The strength of this play is that it is a representative sampling of some of the evidence of 12 of the witnesses - six civilians, including Bishop Daly and Bernadette McAliskey (the latter played by Sorcha Cusack), five soldiers (the three commanding officers and two of those who actually fired shots on the day), and a former paramilitary (who admitted to firing a shot on the day, but only after the soldiers opened fire).
It’s a compliment to the writers’ and directors’ skill that those who sat through all or most of the days of the evidence in the tribunal itself have described the play as balanced and objective.
This drama was all the more dramatic because it was fact, but of course the evidence given raises as many questions as it answers.
Saville’s inevitably long report is due early next year and will have to address answers to some of these questions. Among the issues is whether the soldiers were fired on first. The clear evidence from the extracts in this play is that they were not.
A related question is whether IRA members, or the IRA as an entity, were active on the day. Again the weight of evidence, at least in the accounts depicted in this play, is that if IRA guns were fired at all on that day it was only the haphazard reactions of one or two IRA men to the army’s gunfire.
SOME, mainly British, commentators have suggested that one of the questions the tribunal has to rule on is whether the victims were involved in any violence - the evidence against that suggestion is overwhelming and indeed the British government formally accepted long before this inquiry began that none of those killed was involved in any shooting or violence.
The main issue which Saville and his colleagues will address is the big ‘why?’ - why did British soldiers open fire on the crowd? It’s a classic cock-up or conspiracy question. Was there, as Bernadette McAliskey suggested in her evidence, a deliberate government policy to bring the nationalist community into line or, as others have suggested, a policy to lure the IRA into a gun battle.

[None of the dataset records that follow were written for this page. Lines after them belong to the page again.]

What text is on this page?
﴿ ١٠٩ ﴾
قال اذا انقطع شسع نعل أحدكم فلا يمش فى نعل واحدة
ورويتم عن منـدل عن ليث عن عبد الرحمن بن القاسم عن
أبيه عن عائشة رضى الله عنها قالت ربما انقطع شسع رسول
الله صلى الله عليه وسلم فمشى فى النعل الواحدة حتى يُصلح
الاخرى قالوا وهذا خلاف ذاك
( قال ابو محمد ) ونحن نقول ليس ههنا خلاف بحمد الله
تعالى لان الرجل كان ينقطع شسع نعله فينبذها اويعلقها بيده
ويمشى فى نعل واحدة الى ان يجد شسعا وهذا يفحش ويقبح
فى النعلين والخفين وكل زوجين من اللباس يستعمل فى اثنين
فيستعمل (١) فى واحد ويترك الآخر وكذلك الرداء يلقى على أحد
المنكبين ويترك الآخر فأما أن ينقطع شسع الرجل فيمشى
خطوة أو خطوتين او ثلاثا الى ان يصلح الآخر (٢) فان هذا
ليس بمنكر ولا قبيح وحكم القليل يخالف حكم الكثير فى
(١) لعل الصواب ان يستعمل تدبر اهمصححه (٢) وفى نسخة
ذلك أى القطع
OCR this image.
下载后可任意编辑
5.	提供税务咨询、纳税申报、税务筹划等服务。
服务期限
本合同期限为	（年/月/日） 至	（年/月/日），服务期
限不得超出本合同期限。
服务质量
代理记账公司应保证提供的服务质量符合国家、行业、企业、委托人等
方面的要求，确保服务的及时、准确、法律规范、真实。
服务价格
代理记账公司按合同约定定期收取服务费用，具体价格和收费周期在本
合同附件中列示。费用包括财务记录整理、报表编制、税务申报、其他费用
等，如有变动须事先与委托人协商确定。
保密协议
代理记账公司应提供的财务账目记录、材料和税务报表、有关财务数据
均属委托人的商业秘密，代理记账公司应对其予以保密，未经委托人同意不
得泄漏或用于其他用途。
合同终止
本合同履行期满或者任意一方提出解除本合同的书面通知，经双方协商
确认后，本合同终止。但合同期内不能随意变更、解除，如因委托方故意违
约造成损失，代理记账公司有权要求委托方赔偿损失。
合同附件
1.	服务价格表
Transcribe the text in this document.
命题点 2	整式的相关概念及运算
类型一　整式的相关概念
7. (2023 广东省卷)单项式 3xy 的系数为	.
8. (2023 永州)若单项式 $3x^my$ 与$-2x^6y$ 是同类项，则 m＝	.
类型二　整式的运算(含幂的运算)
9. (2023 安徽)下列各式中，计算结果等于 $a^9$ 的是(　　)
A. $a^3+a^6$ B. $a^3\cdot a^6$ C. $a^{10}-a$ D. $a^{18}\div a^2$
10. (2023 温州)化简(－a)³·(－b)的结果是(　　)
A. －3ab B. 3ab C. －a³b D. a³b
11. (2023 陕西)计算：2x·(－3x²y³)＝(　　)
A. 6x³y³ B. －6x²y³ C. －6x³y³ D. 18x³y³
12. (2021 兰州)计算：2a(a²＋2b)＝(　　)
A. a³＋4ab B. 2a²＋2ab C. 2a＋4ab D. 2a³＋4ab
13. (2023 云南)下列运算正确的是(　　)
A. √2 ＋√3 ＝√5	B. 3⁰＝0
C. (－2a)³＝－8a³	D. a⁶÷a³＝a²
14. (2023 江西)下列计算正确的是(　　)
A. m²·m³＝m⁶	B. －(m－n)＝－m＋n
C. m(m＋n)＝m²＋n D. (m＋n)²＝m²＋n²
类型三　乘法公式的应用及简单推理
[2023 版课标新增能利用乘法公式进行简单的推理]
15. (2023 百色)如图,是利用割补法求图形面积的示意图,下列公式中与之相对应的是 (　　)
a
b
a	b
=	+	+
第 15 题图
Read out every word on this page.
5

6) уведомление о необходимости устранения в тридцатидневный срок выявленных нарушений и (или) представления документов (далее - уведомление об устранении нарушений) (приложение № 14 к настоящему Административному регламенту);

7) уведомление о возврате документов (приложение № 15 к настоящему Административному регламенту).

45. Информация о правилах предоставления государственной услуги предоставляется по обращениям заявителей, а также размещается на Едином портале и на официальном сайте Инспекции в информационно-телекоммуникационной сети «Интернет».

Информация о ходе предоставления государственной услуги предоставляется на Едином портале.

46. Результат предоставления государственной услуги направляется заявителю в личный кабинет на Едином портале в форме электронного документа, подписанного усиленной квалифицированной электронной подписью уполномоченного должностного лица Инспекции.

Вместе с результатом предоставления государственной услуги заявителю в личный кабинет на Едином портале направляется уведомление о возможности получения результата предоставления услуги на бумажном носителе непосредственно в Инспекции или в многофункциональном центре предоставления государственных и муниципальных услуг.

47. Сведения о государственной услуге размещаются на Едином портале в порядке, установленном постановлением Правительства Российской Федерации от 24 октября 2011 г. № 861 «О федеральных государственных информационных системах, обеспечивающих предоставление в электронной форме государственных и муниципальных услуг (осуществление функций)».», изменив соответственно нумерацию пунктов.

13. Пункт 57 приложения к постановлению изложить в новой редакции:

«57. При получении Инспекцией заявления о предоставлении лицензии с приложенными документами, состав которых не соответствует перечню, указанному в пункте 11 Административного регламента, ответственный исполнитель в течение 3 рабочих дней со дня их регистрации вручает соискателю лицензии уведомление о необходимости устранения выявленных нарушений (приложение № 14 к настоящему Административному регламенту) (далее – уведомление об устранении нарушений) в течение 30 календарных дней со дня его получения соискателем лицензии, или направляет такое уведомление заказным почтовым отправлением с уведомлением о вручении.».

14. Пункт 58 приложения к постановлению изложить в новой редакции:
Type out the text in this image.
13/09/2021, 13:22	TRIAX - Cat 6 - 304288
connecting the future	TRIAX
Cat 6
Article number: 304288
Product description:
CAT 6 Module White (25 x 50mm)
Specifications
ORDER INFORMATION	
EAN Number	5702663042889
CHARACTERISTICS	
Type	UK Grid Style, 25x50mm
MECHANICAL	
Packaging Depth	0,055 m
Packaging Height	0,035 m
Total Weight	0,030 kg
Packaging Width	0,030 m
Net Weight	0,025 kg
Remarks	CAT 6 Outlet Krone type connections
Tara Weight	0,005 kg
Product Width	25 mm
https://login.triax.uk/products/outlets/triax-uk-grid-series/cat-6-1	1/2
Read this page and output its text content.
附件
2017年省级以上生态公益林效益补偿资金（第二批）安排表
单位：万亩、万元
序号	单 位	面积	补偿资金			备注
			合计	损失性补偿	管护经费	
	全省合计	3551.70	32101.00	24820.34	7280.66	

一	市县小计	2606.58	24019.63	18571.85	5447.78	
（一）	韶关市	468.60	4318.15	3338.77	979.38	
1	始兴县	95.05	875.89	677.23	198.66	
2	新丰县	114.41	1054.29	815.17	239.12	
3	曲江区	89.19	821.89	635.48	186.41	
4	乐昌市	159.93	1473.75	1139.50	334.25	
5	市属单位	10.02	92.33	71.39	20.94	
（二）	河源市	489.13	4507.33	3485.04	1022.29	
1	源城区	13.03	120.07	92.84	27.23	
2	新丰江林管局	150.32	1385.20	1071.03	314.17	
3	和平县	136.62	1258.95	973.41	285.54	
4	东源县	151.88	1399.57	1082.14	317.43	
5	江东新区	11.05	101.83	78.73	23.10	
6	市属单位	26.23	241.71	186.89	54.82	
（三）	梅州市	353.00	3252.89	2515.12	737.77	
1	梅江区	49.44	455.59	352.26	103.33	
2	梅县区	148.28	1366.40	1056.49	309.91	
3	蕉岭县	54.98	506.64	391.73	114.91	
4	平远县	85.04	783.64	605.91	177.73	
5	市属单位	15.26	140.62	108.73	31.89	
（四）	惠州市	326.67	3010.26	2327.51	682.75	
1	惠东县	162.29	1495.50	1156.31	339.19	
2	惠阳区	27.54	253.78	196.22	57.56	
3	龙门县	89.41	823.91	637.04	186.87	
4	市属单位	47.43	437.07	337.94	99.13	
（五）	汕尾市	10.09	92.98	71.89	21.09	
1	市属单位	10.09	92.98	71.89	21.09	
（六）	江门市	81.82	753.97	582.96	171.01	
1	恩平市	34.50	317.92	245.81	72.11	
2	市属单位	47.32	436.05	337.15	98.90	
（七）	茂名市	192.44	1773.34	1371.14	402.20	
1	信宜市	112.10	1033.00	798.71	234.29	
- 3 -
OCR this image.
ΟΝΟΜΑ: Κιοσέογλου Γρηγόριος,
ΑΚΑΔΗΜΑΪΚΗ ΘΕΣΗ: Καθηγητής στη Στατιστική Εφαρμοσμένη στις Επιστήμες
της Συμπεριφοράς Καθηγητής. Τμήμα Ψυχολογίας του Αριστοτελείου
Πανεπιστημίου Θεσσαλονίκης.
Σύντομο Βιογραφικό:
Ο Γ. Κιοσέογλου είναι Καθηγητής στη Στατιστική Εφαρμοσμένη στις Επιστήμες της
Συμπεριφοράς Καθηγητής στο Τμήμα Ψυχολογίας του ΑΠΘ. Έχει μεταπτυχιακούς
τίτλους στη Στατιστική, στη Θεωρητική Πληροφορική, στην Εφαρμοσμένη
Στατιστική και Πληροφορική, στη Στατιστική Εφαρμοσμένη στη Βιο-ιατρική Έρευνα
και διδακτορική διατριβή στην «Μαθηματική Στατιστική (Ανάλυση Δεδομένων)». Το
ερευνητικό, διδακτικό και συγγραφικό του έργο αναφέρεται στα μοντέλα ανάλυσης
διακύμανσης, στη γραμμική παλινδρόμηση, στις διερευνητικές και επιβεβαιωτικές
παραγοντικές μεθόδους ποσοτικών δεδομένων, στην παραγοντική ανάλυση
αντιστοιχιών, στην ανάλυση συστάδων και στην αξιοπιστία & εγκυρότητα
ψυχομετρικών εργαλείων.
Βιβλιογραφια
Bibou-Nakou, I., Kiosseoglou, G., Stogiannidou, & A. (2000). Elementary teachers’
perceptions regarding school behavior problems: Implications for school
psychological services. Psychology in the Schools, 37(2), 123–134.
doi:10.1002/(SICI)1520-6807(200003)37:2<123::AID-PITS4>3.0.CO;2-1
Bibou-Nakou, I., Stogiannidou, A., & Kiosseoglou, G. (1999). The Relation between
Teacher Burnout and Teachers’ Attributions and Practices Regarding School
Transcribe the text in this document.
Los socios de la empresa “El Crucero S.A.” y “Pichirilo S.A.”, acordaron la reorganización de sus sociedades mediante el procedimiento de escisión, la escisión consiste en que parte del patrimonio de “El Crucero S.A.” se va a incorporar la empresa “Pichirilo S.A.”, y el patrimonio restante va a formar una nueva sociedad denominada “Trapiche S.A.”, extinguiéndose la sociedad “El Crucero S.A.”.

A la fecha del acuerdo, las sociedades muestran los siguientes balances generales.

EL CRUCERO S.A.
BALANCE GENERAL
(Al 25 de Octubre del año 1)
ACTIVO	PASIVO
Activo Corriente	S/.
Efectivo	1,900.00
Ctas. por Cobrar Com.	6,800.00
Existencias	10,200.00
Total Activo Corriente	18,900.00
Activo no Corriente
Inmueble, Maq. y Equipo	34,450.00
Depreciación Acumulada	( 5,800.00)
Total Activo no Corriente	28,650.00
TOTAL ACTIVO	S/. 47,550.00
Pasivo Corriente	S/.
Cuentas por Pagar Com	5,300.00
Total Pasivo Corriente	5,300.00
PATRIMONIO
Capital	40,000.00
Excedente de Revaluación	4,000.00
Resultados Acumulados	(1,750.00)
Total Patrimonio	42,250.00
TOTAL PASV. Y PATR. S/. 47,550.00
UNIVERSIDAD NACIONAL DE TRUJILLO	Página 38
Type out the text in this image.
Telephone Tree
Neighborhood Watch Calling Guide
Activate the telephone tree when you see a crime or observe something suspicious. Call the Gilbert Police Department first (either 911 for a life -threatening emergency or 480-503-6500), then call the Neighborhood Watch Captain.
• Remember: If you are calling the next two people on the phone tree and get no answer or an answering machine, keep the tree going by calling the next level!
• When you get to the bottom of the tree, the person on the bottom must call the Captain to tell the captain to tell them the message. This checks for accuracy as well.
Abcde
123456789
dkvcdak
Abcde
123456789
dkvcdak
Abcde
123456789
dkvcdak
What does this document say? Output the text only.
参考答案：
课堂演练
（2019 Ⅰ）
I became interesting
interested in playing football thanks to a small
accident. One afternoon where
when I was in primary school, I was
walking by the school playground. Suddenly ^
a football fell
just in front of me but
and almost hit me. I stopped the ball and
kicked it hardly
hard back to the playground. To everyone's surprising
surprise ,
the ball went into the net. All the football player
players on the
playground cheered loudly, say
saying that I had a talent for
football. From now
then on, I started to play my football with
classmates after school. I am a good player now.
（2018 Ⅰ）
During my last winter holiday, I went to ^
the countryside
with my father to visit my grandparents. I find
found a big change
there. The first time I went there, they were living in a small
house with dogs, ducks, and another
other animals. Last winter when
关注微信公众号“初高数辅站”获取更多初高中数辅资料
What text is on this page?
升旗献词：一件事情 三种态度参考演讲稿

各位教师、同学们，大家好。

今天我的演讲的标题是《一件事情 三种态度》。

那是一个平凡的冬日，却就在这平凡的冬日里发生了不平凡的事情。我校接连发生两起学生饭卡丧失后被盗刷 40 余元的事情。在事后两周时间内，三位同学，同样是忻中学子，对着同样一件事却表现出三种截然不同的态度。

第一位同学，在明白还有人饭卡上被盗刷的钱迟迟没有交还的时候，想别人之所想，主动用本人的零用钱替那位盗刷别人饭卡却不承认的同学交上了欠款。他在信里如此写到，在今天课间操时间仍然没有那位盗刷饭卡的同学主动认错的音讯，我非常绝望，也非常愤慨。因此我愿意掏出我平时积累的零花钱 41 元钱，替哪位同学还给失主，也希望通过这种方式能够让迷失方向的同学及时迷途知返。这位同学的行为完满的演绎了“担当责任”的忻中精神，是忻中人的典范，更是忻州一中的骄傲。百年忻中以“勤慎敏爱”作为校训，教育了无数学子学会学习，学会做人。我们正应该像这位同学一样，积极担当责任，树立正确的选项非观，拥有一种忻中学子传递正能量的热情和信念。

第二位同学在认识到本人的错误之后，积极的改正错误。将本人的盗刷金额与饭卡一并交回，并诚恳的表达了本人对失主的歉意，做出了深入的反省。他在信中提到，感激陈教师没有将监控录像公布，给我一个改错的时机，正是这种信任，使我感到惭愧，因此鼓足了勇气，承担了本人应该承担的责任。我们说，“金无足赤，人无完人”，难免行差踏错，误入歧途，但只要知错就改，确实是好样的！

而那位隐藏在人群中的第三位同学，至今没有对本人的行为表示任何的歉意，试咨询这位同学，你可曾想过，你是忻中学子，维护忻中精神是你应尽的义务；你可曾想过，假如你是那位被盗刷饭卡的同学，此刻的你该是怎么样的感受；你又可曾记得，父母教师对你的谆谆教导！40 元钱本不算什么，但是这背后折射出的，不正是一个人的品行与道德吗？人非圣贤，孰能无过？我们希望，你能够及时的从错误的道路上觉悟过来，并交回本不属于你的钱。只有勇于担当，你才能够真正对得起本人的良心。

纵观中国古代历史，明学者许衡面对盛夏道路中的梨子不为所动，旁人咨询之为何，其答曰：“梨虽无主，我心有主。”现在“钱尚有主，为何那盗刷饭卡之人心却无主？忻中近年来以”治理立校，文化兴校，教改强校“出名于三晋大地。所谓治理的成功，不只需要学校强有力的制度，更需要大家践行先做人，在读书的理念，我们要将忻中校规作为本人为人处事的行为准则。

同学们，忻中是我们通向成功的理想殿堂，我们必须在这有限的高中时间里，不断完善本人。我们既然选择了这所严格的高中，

For what it’s worth I reckon it was military incompetence on a large, tragic and unacceptable scale. Saville’s most interesting conclusions will be on the extent to which this was compounded by the cover-up and what role political indifference, recklessness or even connivance played in the events of that and subsequent days.
The task for Saville, as for all tribunals of inquiry, is not made easier by the reality that there is never one truth. There are always numerous and various truths. All have different vantage points and perspectives about what happened that afternoon.
The most striking thing about the play, and presumably at the tribunal itself, was the extent of frailties in or deliberate distortions of memory.
In examining witnesses the tribunal put to them statements they made to inquiries or journalists shortly after the event. The memories of some key witnesses on both sides were false or out of focus within days of the event. Some have been distorted further over the passage of three decades. In the case of some (but not all) of the soldiers their accounts now, three decades later, are more honest than those they furnished to the original Widgery inquiry in 1972.
One soldier, who was 18 years old at the time, admitted he had doctored his evidence at the insistence of the military police in order to be consistent with the army line that they had come under attack. In contrast, many of the senior army officers, in short, clipped answers, still maintained they had done no wrong.
What the play Scences from Saville does above all else is bring home to those of us of a later generation the enormity of what happened in Derry that day and indeed the enormity of some of its consequences.